Leaving Home
The narrator describes the feeling of leaving the house the family had called home for six years. Leaving without a father and with a mother trying desperately to put on a good face:
“It already felt like a past life.”
Foreshadowing Through Metaphorical Imagery
Following an Introduction and then a short flashback conversation written in italicized form, Chapter One commences with a childhood memory of playing a game with his half-sister Nikki which always ended in a chase. His metaphor describing the first time this chase ended with his actually catching her is a bit of foreshadowing that will be applicable to his entire childhood:
“I caught her and realized, like a dog chasing a car, I had no idea what to do.”
The Other Baltimore
The two Wes Moores at the center of the narrative both grew up in the same city.

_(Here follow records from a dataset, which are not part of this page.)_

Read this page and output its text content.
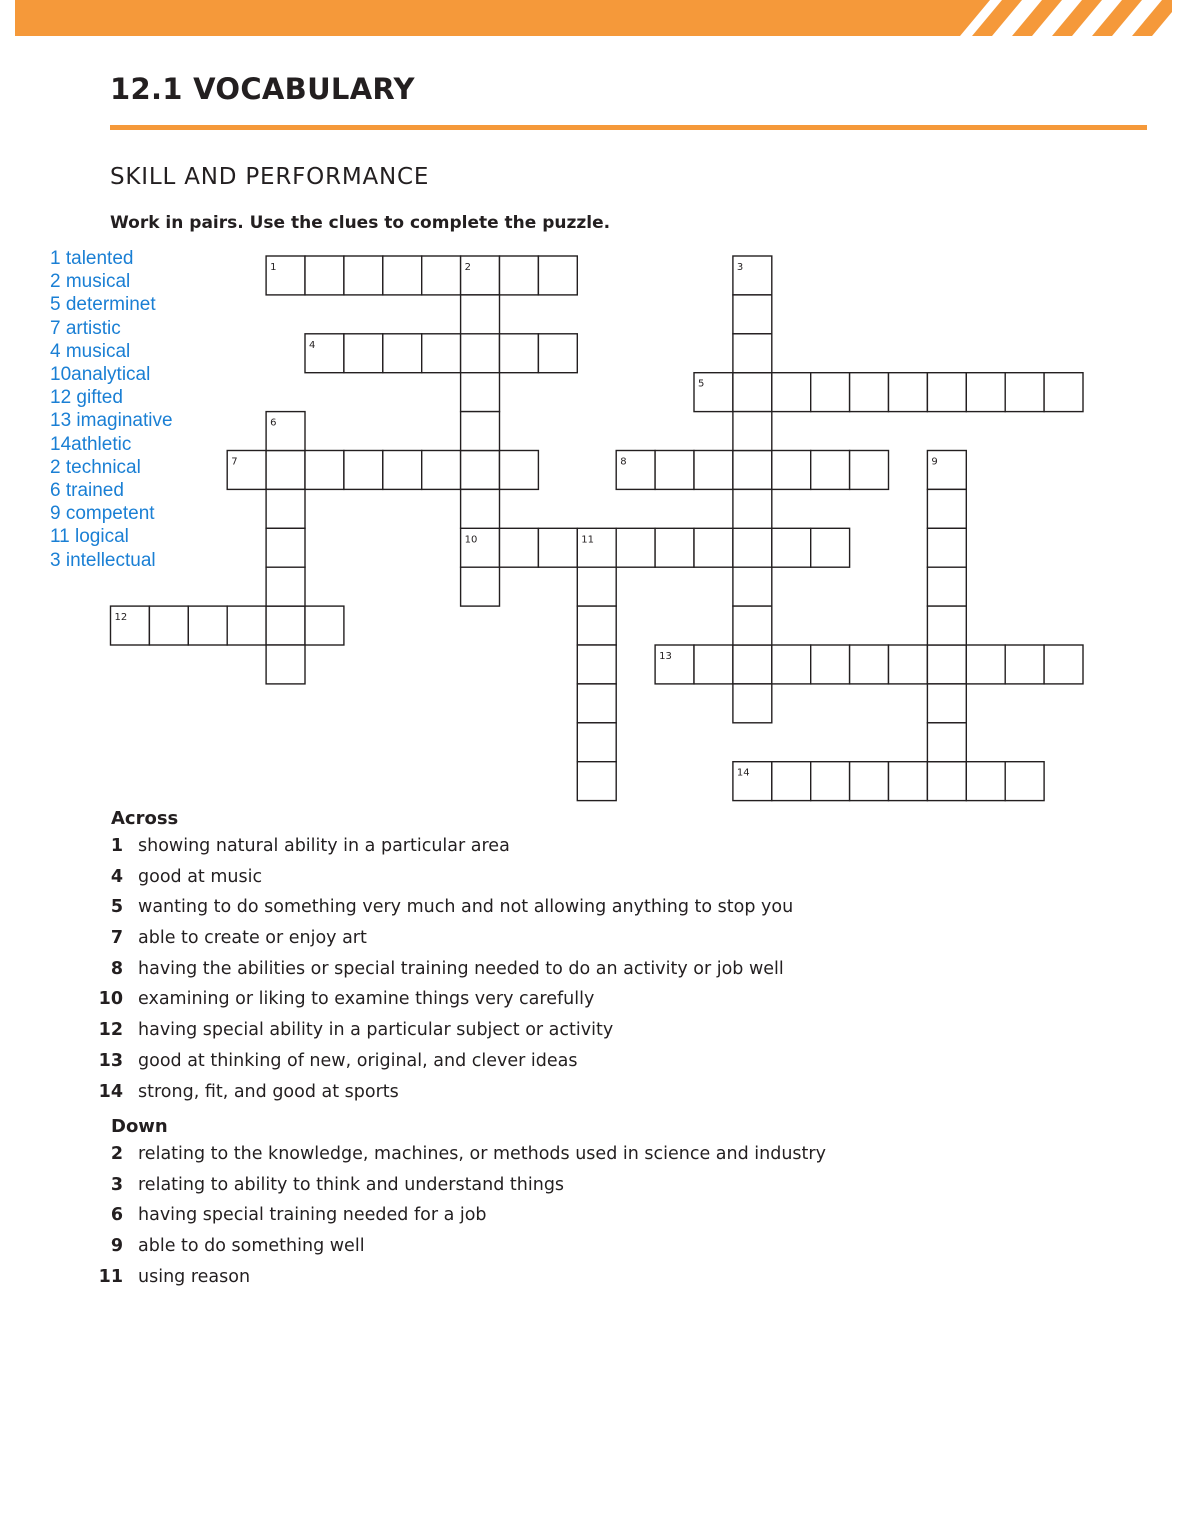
12.1 VOCABULARY
SKILL AND PERFORMANCE

Work in pairs. Use the clues to complete the puzzle.

1 talented
2 musical
5 determinet
7 artistic
4 musical
10analytical
12 gifted
13 imaginative
14athletic
2 technical
6 trained
9 competent
11 logical
3 intellectual
1
4
5
7	8
10
12
13
14
2	3
6
9
11
Across
1 showing natural ability in a particular area
4 good at music
5 wanting to do something very much and not allowing anything to stop you
7 able to create or enjoy art
8 having the abilities or special training needed to do an activity or job well
10 examining or liking to examine things very carefully
12 having special ability in a particular subject or activity
13 good at thinking of new, original, and clever ideas
14 strong, fit, and good at sports
Down
2 relating to the knowledge, machines, or methods used in science and industry
3 relating to ability to think and understand things
6 having special training needed for a job
9 able to do something well
11 using reason
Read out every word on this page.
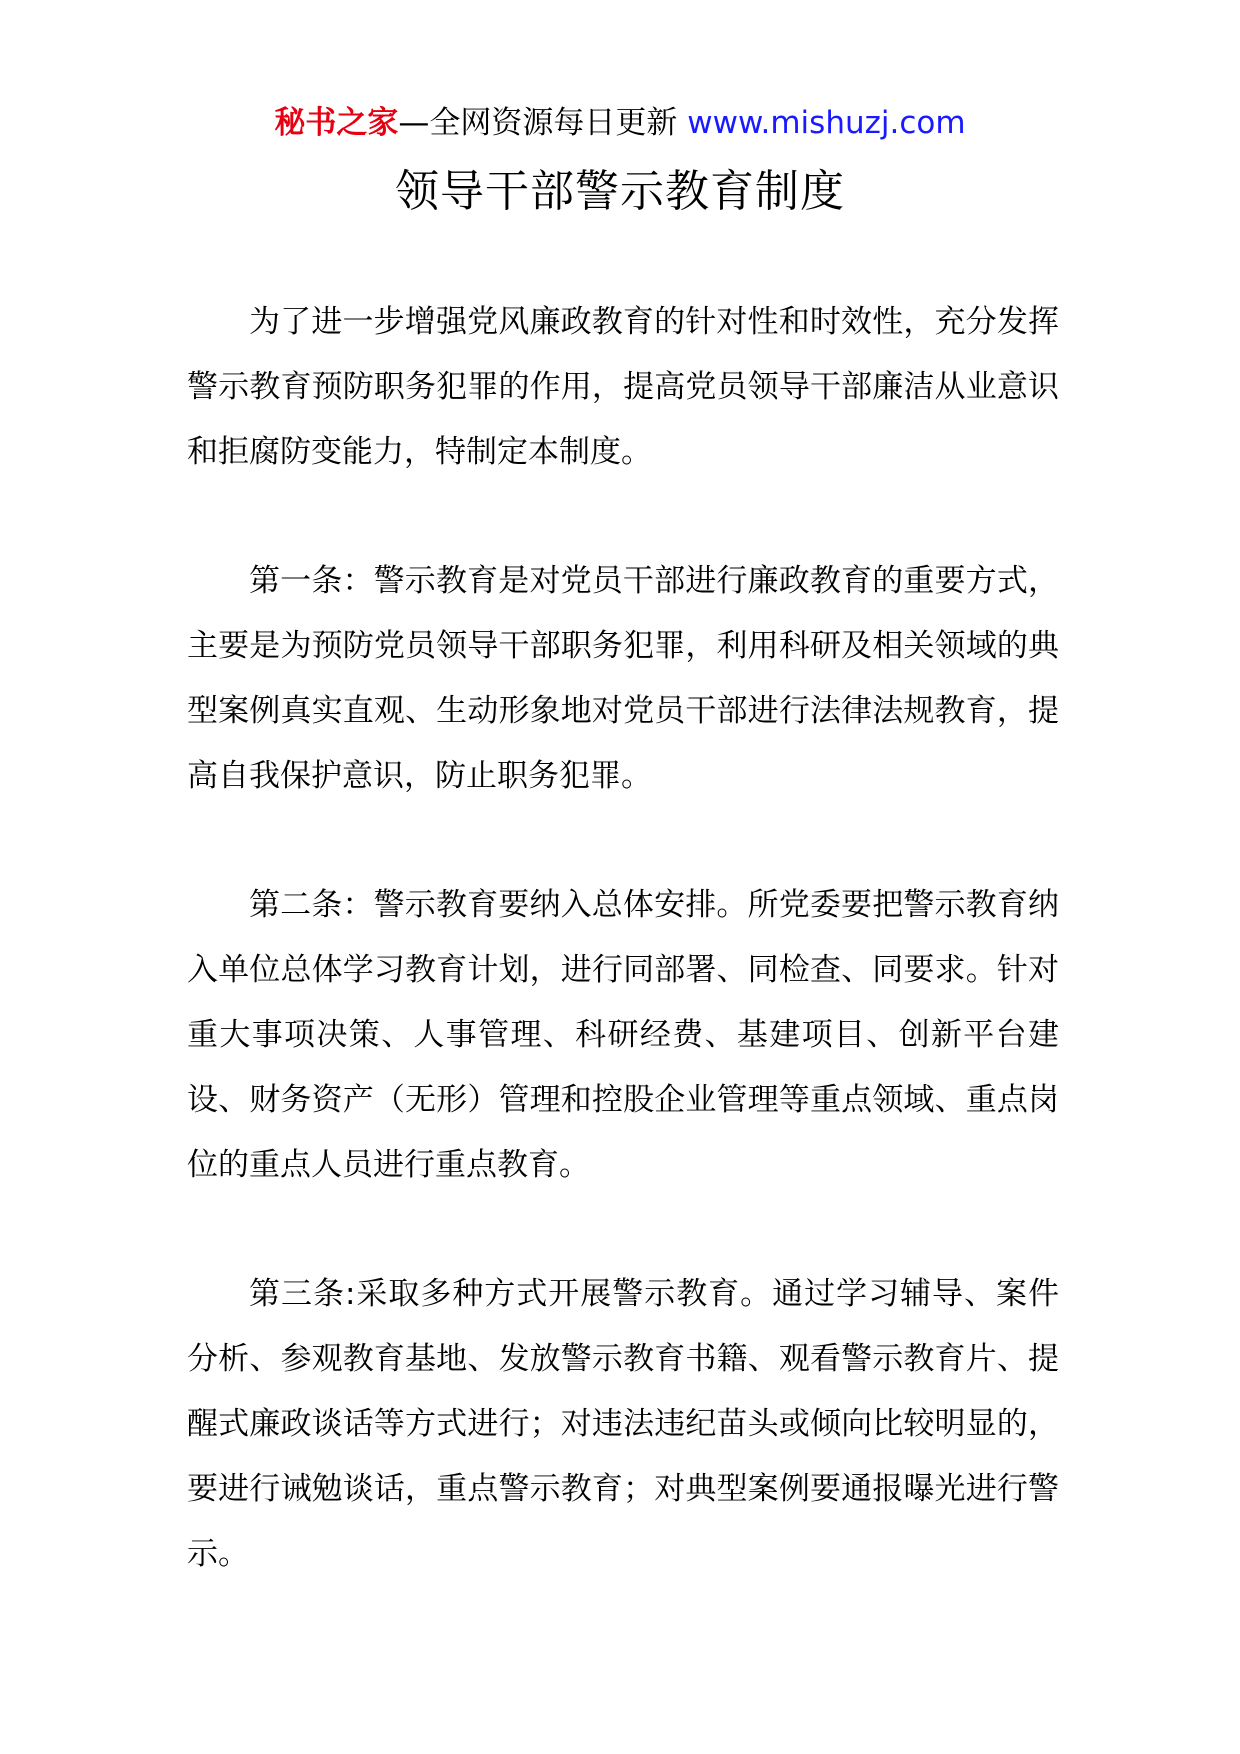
秘书之家—全网资源每日更新 www.mishuzj.com
领导干部警示教育制度

为了进一步增强党风廉政教育的针对性和时效性，充分发挥警示教育预防职务犯罪的作用，提高党员领导干部廉洁从业意识和拒腐防变能力，特制定本制度。

第一条：警示教育是对党员干部进行廉政教育的重要方式，主要是为预防党员领导干部职务犯罪，利用科研及相关领域的典型案例真实直观、生动形象地对党员干部进行法律法规教育，提高自我保护意识，防止职务犯罪。

第二条：警示教育要纳入总体安排。所党委要把警示教育纳入单位总体学习教育计划，进行同部署、同检查、同要求。针对重大事项决策、人事管理、科研经费、基建项目、创新平台建设、财务资产（无形）管理和控股企业管理等重点领域、重点岗位的重点人员进行重点教育。

第三条:采取多种方式开展警示教育。通过学习辅导、案件分析、参观教育基地、发放警示教育书籍、观看警示教育片、提醒式廉政谈话等方式进行；对违法违纪苗头或倾向比较明显的，要进行诫勉谈话，重点警示教育；对典型案例要通报曝光进行警示。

But the city, like the two Wes Moores, is not a singular entity and it is the diversity of place that is at the driving force behind the divergent paths of two men sharing one name:
“Baltimore is a territorial and tribal city.”
Life's Driving Force
Moving the Bronx becomes a pivotal moment for the narrator who later comes to a philosophical conclusion about life’s great motivator; that element of existence which can so easily drive an entire community to apathy or even straight to nihilism:
“Life’s impermanence is what makes every single day so precious.”
The Golden Ticket
Mary, the mother of the other Wes Moore, learns that she has been accepted into prestigious Johns Hopkins University. Though already pregnant by age 16, this will make her the first person in her family to ever attend college. And not just any college, but Johns Hopkins which makes the announcement letter more than just an official acceptance, but
“a golden ticket to another world—but also to the dizzying idea that the life she wanted, that she dreamed about, might actually happen for her.”